Penny: Do you have any advice for those who are trying to find their vocation?
Andrew: Yes, I do. When I’m back on my life, and I’m 83 now, I realize that everything that happened to me was a preparation for what I’m doing now. And I think everybody has a vocation no matter what it is. And I think everybody has a calling. And they’re baptized: that baptismal event plants a seed of what God wants them to do in life. And the joy that comes with it. And that calling is something that everybody’s called to be, such as a priest, it’s certainly not called to be a monk, believe me, it’s not an easy call. But everybody’s called to be something.

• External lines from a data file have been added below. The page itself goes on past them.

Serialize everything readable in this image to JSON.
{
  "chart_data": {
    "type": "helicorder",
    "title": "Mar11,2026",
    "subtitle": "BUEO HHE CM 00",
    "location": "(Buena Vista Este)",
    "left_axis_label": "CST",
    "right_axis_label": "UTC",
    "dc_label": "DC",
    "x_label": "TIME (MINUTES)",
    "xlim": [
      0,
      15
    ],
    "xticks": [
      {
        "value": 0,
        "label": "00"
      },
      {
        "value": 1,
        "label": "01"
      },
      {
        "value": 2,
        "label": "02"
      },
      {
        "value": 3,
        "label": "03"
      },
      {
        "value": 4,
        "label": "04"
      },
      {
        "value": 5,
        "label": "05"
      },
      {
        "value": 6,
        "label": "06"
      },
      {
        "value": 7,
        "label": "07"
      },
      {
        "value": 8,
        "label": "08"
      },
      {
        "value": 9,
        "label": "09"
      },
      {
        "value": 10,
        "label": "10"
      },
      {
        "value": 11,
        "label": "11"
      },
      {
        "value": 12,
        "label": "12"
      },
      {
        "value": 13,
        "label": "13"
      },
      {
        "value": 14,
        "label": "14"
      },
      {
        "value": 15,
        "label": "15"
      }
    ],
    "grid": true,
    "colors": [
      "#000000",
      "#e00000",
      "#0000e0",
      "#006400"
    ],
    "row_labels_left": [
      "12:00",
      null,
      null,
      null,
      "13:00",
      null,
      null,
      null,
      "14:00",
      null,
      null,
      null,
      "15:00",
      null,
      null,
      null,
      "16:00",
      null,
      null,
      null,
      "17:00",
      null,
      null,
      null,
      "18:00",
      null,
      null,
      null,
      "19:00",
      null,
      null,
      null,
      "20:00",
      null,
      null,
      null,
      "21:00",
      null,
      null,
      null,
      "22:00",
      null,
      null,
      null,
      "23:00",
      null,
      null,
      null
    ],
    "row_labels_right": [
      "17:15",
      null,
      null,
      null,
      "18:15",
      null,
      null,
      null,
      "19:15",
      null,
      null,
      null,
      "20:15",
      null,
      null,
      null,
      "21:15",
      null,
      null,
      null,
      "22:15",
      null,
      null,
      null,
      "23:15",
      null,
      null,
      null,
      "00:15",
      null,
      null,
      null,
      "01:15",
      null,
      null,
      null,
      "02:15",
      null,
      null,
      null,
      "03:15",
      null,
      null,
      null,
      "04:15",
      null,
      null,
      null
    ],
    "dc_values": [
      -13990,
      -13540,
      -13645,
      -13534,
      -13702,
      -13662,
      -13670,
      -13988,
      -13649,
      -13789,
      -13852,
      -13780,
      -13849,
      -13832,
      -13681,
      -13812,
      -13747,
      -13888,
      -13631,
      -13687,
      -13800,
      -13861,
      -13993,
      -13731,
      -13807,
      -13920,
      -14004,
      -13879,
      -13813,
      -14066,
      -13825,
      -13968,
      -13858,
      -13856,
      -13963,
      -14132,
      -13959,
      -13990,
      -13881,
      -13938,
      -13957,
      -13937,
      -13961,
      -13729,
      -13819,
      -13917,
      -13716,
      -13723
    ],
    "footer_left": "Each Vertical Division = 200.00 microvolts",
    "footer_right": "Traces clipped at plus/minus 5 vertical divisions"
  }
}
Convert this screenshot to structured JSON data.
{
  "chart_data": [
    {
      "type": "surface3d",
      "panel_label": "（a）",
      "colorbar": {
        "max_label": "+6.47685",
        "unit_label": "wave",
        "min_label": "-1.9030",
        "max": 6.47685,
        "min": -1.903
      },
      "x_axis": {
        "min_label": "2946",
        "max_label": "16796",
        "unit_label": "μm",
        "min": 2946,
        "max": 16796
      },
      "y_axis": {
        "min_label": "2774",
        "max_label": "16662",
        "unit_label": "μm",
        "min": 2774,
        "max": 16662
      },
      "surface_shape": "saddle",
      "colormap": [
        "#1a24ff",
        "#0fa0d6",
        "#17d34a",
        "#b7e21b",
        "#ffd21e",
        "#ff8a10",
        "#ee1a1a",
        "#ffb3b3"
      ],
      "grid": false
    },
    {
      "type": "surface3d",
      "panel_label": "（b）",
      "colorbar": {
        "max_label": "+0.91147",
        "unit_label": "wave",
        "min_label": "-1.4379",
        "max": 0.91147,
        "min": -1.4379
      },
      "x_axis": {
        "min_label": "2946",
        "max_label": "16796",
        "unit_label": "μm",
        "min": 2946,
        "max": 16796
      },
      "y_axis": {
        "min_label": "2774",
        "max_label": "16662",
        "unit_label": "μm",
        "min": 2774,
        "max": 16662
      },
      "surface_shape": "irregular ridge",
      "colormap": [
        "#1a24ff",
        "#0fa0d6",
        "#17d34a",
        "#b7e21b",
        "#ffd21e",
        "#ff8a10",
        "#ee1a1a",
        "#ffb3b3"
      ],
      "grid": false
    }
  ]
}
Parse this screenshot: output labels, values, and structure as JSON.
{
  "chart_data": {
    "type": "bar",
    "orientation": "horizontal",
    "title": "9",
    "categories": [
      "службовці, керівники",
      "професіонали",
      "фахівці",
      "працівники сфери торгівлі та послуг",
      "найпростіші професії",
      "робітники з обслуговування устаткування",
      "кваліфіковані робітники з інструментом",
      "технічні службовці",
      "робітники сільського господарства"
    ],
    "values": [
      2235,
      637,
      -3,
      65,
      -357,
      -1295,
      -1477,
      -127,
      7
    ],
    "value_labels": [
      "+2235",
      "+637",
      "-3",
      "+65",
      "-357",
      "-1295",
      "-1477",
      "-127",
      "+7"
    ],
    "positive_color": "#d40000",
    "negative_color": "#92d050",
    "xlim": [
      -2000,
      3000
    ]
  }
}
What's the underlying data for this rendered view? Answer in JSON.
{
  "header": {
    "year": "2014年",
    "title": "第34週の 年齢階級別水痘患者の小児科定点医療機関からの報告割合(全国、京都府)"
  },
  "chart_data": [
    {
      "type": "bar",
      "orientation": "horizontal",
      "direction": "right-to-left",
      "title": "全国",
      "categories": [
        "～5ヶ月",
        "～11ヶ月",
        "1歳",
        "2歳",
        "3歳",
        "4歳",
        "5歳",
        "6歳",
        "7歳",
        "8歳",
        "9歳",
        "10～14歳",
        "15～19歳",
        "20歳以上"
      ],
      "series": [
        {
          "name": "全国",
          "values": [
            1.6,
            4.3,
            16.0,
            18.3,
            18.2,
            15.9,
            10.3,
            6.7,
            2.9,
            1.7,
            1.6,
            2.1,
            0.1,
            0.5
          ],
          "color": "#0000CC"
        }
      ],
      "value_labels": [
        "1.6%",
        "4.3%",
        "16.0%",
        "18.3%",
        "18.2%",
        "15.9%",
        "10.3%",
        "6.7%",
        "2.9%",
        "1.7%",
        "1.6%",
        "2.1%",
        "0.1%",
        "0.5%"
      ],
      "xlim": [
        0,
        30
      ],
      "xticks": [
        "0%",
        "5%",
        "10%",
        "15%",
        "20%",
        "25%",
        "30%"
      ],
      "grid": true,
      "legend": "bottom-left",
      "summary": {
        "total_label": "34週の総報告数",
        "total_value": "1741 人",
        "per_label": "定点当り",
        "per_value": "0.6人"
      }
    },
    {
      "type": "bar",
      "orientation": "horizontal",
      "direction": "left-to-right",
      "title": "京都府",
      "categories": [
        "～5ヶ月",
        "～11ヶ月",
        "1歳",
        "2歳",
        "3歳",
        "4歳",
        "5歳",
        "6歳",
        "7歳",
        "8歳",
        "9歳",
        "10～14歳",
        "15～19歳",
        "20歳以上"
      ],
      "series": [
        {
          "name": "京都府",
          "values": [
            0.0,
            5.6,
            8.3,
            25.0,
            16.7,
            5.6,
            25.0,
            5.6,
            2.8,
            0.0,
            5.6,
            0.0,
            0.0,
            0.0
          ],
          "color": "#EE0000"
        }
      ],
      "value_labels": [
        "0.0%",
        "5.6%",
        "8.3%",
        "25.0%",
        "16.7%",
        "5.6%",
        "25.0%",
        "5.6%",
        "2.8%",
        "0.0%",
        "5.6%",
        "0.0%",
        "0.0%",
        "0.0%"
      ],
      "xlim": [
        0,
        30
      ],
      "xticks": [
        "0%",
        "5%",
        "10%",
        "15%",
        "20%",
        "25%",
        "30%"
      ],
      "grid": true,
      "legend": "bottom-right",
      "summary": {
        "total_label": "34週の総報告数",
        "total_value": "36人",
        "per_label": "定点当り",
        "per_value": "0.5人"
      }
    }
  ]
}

And our test is to discover in our life, what I’m called to be, whatever it is, wife, mother, driver of a truck, soldier in the army, whatever it is, and that’s graced by the love of God and the strength to see it through. And that brings with it happiness. That’s what we’re all looking for.
Penny: You and Barnabas have given us so many gifts at the cathedral: gifts of joy, and of holiness of life. You’ve shown us that it can be fun to be a monk. The Society of St. Paul has been just a tremendous blessing to St. Paul’s Cathedral. I want to thank you for your many years and hope that you have many more years with us, you and Barnabas both. We look forward to continued ministry together. I’m just going to close out by saying to our cathedral friends and viewers, thank you for watching and I will see you on Sunday.